The Police also arrested 2 of our clients for allegations of benefit fraud, burglary and handling stolen goods.

We were instrumental in making representations to the police about the criminal allegations and pointed out that they had no evidence to substantiate arrests for benefit fraud, burglary and handling stolen goods. Seema Parikh who is a Partner at the Firm represented the clients at the police station.

Her second line of attack against the police was the cash seizure part of the case. Her clients did not have all the relevant receipts for the money as much of it had been transferred from Poland several years ago after the sale of a property, the proceeds of which had been liquidated in cash.

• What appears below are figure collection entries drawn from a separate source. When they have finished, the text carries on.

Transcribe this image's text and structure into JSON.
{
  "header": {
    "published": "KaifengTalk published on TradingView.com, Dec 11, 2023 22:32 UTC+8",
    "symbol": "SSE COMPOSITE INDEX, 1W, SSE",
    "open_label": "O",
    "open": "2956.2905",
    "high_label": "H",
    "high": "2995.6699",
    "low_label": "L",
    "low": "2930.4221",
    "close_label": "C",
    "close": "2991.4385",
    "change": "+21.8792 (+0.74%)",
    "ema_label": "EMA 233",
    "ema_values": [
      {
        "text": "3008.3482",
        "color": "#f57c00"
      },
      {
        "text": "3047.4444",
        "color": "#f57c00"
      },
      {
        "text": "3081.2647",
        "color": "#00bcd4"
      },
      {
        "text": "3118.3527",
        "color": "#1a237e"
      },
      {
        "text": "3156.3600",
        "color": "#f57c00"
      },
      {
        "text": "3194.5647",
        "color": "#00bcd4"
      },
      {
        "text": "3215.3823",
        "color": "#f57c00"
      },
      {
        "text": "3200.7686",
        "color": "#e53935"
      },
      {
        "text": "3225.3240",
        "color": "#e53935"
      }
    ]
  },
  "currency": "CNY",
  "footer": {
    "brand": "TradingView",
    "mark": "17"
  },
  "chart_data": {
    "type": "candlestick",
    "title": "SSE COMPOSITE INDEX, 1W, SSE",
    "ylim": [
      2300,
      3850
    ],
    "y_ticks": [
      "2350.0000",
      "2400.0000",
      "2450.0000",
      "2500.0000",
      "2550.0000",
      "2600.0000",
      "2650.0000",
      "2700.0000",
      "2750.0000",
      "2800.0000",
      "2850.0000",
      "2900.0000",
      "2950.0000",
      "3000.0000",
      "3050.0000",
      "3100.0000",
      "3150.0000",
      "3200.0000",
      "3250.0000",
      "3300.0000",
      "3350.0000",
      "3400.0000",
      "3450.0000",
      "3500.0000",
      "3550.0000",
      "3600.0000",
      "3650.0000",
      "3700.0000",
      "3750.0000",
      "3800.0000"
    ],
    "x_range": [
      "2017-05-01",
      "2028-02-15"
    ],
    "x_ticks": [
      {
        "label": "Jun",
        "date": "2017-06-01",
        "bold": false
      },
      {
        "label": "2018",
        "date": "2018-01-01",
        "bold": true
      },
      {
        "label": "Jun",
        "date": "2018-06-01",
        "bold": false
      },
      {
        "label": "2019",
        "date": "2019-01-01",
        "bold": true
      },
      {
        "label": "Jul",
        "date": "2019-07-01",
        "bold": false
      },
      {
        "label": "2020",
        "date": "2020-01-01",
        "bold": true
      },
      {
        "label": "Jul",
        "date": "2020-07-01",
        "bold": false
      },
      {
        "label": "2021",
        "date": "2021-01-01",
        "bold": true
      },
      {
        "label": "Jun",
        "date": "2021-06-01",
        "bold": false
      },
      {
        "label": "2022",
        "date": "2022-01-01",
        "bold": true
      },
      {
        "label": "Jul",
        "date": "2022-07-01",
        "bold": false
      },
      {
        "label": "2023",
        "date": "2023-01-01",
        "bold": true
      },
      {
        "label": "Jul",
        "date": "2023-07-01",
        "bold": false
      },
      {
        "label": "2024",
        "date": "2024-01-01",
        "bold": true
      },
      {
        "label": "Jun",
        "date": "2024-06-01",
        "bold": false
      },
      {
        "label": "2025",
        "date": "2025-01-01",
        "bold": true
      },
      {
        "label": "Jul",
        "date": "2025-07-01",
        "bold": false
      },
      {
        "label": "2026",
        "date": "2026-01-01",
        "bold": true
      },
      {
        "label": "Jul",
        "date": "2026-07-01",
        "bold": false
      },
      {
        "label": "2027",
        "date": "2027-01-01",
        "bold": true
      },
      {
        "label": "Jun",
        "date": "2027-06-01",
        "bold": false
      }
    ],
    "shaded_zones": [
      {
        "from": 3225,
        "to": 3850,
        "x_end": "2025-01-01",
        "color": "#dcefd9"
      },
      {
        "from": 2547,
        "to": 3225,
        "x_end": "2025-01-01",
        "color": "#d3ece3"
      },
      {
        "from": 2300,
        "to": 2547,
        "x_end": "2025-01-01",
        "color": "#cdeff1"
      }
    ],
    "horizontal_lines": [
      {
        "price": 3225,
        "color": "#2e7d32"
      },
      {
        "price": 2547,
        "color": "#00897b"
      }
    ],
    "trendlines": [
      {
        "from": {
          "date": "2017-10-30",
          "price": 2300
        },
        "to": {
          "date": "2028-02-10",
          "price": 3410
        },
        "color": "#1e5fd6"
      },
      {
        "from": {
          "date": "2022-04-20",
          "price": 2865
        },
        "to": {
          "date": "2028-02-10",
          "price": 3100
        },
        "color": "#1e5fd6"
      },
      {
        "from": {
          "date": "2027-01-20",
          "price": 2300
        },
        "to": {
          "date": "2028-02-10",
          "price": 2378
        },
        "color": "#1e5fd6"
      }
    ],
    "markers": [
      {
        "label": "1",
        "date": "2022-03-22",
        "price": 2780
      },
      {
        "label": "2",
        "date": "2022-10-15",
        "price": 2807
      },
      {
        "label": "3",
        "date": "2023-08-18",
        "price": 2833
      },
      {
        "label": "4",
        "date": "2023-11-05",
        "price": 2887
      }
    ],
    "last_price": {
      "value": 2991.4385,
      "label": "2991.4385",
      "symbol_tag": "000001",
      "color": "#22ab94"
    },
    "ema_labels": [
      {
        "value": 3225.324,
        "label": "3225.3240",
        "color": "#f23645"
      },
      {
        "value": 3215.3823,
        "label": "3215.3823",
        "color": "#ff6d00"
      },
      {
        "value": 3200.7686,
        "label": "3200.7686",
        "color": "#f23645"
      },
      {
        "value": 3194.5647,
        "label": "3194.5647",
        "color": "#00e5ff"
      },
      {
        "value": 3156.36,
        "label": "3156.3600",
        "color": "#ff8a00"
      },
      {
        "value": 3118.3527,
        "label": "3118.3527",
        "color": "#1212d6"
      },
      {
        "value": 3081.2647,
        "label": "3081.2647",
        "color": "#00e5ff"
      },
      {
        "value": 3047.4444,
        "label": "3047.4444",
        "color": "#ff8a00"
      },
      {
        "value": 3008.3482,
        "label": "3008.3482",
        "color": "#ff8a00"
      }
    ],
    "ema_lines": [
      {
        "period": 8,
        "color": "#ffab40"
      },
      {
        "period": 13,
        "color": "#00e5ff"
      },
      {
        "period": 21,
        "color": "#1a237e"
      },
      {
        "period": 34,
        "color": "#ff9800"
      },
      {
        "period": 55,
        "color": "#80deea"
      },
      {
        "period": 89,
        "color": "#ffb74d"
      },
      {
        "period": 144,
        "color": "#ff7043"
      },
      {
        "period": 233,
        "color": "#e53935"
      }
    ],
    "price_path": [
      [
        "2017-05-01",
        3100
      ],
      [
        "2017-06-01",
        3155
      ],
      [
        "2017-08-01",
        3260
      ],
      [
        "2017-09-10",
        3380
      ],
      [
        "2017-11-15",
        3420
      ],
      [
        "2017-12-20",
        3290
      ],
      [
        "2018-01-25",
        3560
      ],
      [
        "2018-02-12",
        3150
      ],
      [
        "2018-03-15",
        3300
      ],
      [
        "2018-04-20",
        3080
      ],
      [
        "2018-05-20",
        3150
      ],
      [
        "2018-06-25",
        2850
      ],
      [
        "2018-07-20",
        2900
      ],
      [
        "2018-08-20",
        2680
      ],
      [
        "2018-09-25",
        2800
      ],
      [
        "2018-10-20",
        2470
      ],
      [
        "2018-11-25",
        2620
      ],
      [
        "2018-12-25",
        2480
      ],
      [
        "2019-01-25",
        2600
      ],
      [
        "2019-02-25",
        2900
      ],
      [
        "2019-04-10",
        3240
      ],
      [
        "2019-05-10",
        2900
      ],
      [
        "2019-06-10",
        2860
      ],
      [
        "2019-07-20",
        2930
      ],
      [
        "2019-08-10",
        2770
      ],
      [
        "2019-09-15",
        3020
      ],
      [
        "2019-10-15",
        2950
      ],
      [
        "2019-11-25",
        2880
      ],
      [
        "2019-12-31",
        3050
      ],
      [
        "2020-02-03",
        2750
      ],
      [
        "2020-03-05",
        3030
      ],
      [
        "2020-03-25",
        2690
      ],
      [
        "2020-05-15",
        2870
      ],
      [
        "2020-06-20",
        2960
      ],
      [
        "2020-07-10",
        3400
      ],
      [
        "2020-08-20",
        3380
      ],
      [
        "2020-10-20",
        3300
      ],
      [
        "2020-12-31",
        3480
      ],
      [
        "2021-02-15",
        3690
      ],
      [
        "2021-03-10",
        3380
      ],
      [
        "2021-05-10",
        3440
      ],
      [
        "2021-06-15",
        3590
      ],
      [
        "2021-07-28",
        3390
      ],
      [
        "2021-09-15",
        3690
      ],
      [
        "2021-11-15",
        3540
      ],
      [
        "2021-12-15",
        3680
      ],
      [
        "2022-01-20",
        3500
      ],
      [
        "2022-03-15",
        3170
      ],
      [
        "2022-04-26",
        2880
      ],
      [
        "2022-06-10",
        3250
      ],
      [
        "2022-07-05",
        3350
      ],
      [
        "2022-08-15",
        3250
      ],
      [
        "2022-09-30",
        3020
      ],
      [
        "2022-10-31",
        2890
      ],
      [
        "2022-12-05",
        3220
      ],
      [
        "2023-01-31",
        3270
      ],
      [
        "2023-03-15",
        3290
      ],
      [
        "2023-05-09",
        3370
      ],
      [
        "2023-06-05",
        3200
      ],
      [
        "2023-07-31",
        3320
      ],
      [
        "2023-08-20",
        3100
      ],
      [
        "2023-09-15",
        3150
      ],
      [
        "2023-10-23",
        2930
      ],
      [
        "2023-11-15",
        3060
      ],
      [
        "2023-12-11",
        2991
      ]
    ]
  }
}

Their Traveller lifestyle and culture did not conform to the traditional Westernised urban way of living and certainly was not conducive to proving where the cash had come from for the purposes of the Proceeds of Crime Act 2002. Seema came up with a cost-effective strategy for her clients and this involved obtaining documentary and oral testimony from Poland prior to defending any court proceedings. Armed with the documentary evidence she was happy with and using her legal knowledge to make forceful representations to the police, she was able to successfully persuade the police to return all of the seized cash without the necessity of going to court. The jewellery was also returned.

Her clients were extremely pleased with the outcome as it avoided the expense and uncertainty of litigation and they obtained their property and cash back at a fraction of the cost at just under 10% of the total value of the combined goods.

There is no mechanism within the legal framework in successful cash seizure cases to apply for defence costs against the courts or the police.